Небо стояло над городом чистое, прохладное, ярко и споро проклевывались на нем звезды. За стеной сарая сыто похрюкивал кабан, устроившись на ночлег, копошились куры, за домом изредка раздавался шум запоздалой машины, чей-то одинокий голос прорезал покой воздуха – и отзывчивое эхо томно откликнулось за рекой.
Пряно пахло прибранным, отдохнувшим и вдоволь напоенным в этом году огородом. В мирной обволакивающей все вокруг тишине, казалось, было слышно, как умиротворенно дышит заснувшая на ночь земля. В загустевшей темноте и дома, и деревья, и столбы теряли свои очертания – пространство вокруг словно сжималось. И только костер догорающим ярким дыханием не давал темноте вытеснить замершие тела отца и сына. Они, одни в целом мире, затаились в своем счастье, и дым от костра поднимался в этом узком проходе и тянулся вверх, заставляя поднять глаза туда, где с ночного купола смотрели на них и понимающе подмигивали набухшие теплом весны высокие звезды.
7
– Папа где? – спросил Вася, вернувшись из школы.
– А который час? – отозвалась мать и вдруг в недобром предчувствии вскрикнула: – Ой, господи! Получка сегодня…
– Мама, зачем ты так, – укоризненно сказал Вася.
– Садись ужинать, проголодался, небось.
– Я буду ждать папу.
Вася вошел в свою комнату, устроился у окна и зашуршал страницами книги. Вскоре с улицы раздалась веселая песня, он выбежал на кухню, открыл дверь и крикнул матери:
– Идет! Папа идет!
В коридоре высветилось пьяно-улыбчивое лицо отца.

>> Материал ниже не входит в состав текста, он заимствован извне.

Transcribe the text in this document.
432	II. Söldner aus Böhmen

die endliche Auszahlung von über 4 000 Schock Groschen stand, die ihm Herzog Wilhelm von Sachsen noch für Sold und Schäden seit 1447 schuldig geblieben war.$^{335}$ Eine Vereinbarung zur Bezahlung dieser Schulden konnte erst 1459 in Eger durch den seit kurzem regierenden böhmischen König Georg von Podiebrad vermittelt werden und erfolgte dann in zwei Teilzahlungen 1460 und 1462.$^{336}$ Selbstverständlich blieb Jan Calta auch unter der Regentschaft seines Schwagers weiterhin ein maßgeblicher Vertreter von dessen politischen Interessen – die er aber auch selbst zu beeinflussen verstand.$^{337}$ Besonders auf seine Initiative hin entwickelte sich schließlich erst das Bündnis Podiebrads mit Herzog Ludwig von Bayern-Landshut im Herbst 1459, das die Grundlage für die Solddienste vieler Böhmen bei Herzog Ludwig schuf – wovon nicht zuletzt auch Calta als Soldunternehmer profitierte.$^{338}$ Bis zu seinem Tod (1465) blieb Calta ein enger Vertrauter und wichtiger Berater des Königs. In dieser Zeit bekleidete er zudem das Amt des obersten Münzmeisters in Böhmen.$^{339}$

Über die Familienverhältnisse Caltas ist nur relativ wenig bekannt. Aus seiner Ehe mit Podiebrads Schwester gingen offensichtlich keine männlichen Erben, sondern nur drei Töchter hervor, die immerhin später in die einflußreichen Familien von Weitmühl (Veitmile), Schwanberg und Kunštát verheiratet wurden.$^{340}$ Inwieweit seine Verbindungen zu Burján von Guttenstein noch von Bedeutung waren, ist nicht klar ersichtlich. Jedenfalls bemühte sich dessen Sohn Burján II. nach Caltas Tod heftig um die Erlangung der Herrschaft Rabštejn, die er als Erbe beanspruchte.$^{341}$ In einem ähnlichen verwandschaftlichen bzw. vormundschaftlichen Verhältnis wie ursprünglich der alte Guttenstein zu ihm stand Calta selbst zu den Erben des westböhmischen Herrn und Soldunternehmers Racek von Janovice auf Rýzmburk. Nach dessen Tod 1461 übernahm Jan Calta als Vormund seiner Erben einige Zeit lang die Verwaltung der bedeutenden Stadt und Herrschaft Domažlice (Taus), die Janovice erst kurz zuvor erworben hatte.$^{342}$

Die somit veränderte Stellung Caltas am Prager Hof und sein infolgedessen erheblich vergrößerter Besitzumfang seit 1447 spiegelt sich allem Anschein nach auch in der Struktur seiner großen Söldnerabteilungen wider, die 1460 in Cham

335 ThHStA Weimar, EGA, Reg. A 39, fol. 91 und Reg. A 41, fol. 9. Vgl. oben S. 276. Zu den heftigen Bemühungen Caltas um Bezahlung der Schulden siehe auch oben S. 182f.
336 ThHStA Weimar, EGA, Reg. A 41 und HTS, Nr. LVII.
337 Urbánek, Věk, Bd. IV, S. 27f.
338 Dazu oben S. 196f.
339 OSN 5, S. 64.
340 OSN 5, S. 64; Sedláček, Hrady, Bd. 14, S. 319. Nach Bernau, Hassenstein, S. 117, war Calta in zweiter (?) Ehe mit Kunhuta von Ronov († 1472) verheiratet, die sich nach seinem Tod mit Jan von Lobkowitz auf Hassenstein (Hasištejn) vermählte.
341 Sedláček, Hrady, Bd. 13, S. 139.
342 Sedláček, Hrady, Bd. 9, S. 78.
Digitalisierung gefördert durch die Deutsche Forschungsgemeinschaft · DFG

Он ввалился в дом, держась за стену путающимися пальцами, и, глупо моргая, прислонился к ней спиной.
– Эх ты, – укоризненно покачала головой мать.
– Это я, я! – заискивающе улыбаясь, отец застучал кулаком себя в грудь. –Ты, Глаха, думаешь все, да? Нет, ты так думаешь! Знаю! А ты не думай, а смотри! Вот они, копеечка в копеечку, – он вытащил из кармана деньги, положил перед ней на стол и осунулся на табурет: – Считай! Тут, при мне считай!
Мать дрожащими руками взяла деньги и, недоверчиво поглядывая на него, пересчитала.
– Ну что?! То-то! – пьяно усмехнулся он.
– А на что пил?
– Э, то-то! – он смело смотрел на нее. – Ни в жизнь не угадаешь! Да ты и не силься – надорвешься. – Подмигнул Васе, стукнул себя в грудь кулаком и пояснил: – Премия! Лично мне! Во как – знай наших! Так, Васек?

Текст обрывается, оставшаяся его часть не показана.